Yasmín Esquivel y la nueva etapa para la justicia

12 de Junio de 2026

Yasmín Esquivel y la nueva etapa para la justicia

jose-luis-camacho-430x290

El Poder Judicial de la Federación atraviesa uno de los momentos más complejos y trascendentes de su historia reciente. Más allá de las posiciones políticas, simpatías o diferencias ideológicas que puedan existir alrededor de las reformas impulsadas en los recientes años, lo cierto es que la justicia mexicana enfrenta el enorme desafío de fortalecer la confianza ciudadana, garantizar la certeza jurídica y demostrar que los tribunales siguen siendo el espacio donde prevalece el derecho por encima de cualquier interés particular.

La transformación institucional nunca es sencilla. Los cambios generan incertidumbre, despiertan expectativas y obligan a quienes integran las instituciones a demostrar, con resultados, que están a la altura de las circunstancias. En ese contexto, la Suprema Corte de Justicia de la Nación tiene ante sí la responsabilidad histórica de conducir una nueva etapa en la vida jurídica del país.

Frente a este escenario, resulta imposible ignorar el papel que ha desempeñado la ministra Yasmín Esquivel Mossa.

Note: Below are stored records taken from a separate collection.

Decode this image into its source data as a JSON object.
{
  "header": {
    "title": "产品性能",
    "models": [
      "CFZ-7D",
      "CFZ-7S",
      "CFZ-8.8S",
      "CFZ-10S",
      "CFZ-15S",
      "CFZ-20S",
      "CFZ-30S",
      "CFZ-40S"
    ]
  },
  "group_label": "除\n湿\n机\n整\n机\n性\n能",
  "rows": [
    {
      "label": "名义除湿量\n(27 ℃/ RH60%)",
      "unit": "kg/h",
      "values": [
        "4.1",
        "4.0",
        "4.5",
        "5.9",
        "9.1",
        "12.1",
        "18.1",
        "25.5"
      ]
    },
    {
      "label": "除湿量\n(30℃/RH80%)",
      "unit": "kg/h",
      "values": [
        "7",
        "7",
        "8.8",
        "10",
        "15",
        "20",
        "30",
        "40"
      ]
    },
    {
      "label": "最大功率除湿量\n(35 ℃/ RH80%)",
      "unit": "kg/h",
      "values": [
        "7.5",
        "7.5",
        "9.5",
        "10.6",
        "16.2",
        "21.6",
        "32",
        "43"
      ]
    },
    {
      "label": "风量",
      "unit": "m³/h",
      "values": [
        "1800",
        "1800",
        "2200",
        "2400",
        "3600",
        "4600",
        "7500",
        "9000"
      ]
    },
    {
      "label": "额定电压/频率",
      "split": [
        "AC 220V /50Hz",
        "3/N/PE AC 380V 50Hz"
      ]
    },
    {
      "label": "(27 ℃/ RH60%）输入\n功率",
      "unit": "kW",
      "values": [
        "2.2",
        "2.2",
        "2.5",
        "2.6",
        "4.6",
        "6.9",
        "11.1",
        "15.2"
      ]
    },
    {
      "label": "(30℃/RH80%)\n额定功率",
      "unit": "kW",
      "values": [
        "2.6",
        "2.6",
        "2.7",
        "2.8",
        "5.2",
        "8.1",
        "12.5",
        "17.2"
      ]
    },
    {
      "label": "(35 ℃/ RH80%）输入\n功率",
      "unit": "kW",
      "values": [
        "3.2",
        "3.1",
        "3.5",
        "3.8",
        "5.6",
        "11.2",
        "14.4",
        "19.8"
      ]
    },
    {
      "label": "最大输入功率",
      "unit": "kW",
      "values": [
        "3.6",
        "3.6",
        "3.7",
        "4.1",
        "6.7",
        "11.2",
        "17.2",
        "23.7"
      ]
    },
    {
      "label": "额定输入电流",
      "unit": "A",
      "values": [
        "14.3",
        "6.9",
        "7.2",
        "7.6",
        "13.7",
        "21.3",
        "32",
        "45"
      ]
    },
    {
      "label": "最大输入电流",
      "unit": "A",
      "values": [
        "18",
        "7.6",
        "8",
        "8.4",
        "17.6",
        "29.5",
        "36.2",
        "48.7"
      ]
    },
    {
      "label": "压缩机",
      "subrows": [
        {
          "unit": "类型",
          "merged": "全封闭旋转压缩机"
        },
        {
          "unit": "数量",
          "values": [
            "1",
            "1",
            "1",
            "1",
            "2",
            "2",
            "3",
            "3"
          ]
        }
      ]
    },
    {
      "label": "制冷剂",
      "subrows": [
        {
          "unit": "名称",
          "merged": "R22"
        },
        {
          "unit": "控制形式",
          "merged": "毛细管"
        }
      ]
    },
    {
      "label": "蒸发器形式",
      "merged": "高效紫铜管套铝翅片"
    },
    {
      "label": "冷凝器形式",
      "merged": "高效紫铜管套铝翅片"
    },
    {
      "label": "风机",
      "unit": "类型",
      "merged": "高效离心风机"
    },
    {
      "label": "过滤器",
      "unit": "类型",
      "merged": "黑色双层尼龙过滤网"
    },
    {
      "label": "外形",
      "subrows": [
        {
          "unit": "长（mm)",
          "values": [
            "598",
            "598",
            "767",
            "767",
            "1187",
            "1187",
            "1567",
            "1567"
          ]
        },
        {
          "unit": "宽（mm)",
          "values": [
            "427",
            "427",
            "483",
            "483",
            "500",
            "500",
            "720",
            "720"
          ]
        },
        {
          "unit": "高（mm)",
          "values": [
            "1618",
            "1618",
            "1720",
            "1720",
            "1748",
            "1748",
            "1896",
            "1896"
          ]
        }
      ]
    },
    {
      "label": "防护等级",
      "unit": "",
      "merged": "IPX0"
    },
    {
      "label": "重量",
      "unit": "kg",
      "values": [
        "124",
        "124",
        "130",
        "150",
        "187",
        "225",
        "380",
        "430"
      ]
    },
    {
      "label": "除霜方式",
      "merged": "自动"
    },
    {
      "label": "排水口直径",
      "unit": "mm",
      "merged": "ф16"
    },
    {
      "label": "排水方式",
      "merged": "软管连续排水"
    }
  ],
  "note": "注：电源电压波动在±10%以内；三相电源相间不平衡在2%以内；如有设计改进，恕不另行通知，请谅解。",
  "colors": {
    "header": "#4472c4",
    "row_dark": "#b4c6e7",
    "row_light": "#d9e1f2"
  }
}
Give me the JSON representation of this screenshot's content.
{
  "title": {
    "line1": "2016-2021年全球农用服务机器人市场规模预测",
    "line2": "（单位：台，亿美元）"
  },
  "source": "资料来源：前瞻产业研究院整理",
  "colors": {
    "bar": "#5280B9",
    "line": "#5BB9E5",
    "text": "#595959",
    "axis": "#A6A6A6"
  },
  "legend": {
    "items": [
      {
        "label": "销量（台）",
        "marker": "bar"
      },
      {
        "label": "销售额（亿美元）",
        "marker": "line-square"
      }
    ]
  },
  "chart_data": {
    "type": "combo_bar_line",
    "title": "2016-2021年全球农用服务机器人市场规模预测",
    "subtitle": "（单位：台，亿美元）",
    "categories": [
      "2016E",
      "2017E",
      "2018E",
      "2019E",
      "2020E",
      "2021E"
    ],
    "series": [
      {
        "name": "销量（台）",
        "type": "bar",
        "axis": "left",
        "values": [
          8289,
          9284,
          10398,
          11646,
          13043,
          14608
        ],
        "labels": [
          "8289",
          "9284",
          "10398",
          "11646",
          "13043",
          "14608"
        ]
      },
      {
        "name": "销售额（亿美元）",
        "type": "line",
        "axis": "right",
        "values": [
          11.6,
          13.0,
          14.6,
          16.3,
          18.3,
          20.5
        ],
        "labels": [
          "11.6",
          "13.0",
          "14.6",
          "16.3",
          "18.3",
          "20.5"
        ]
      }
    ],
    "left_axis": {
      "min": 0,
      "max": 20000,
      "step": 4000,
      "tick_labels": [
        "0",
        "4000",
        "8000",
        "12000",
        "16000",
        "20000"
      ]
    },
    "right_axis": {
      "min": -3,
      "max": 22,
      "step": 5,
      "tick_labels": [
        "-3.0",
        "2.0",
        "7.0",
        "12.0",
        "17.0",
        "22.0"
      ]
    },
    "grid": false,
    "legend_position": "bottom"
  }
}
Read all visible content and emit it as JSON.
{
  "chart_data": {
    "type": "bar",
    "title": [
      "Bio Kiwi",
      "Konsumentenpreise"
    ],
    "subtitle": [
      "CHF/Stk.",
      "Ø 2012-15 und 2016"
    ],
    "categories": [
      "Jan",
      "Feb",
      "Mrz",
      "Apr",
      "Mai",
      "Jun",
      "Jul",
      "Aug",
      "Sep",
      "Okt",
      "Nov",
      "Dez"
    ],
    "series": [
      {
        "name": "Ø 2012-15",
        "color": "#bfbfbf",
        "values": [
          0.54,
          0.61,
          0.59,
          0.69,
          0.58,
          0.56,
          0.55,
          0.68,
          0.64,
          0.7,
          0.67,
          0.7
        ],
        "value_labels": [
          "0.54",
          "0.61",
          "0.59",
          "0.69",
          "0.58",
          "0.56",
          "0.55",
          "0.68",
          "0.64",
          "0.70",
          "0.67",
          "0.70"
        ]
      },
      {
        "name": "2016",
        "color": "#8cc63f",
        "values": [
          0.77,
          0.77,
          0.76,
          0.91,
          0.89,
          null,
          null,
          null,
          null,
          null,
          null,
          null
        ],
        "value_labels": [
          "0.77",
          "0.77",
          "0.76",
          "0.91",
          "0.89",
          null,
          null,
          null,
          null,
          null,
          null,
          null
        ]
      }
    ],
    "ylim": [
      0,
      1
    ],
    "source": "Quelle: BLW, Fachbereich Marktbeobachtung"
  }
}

A lo largo de su trayectoria profesional ha construido una carrera basada en la preparación académica, el conocimiento jurídico y una visión institucional que privilegia la estabilidad de las instituciones sobre las confrontaciones estériles.

Quienes han seguido su desempeño público reconocen en ella a una jurista culta, estudiosa y profundamente conocedora del derecho mexicano. Su experiencia en distintas responsabilidades dentro de la administración de justicia le ha permitido comprender que las resoluciones judiciales no solamente tienen efectos legales, sino también consecuencias humanas que impactan la vida cotidiana de millones de personas.

En tiempos donde abundan los discursos estridentes y las posiciones maximalistas, la prudencia se ha convertido en una virtud escasa. Precisamente por ello destaca el perfil de la ministra Esquivel. Su actuación se ha caracterizado por el análisis cuidadoso de los asuntos, el respeto a la deliberación colegiada y la construcción de consensos cuando las circunstancias así lo exigen.

La nueva integración de la Corte requerirá algo más que conocimientos técnicos. Será indispensable contar con liderazgos capaces de tender puentes, fortalecer la unidad institucional y consolidar la legitimidad de un tribunal constitucional que se encuentra bajo la mirada permanente de la ciudadanía. La fortaleza de la Suprema Corte dependerá, en buena medida, de la capacidad de sus integrantes para privilegiar el interés de la nación por encima de protagonismos personales.

Por ello, conforme avance esta nueva etapa y llegue el momento de la sucesión en la presidencia del máximo tribunal, una vez que el ministro Hugo Aguilar Ortiz concluya su encargo al frente del Pleno, el perfil de Yasmín Esquivel aparece naturalmente entre las opciones con mayores credenciales para asumir esa responsabilidad.

No se trata únicamente de experiencia. También cuentan la madurez institucional, la capacidad de diálogo, la sensibilidad política entendida en su mejor sentido y la disposición para conducir a una institución compleja en momentos de cambio. Son atributos que no siempre se encuentran reunidos en una sola persona.

México necesita una Suprema Corte fuerte, respetada y cercana a la sociedad. Una Corte que genere confianza, que proteja derechos y que contribuya a la estabilidad democrática del país. En la construcción de ese objetivo, perfiles como el de Yasmín Esquivel representan una alternativa que merece ser observada con seriedad.

Los retos son enormes y el camino no será sencillo. Sin embargo, toda transformación institucional requiere mujeres y hombres capaces de combinar conocimiento, experiencia y prudencia. En esa ecuación, la ministra Yasmín Esquivel ha demostrado tener las credenciales para seguir desempeñando un papel relevante en el futuro de la justicia mexicana.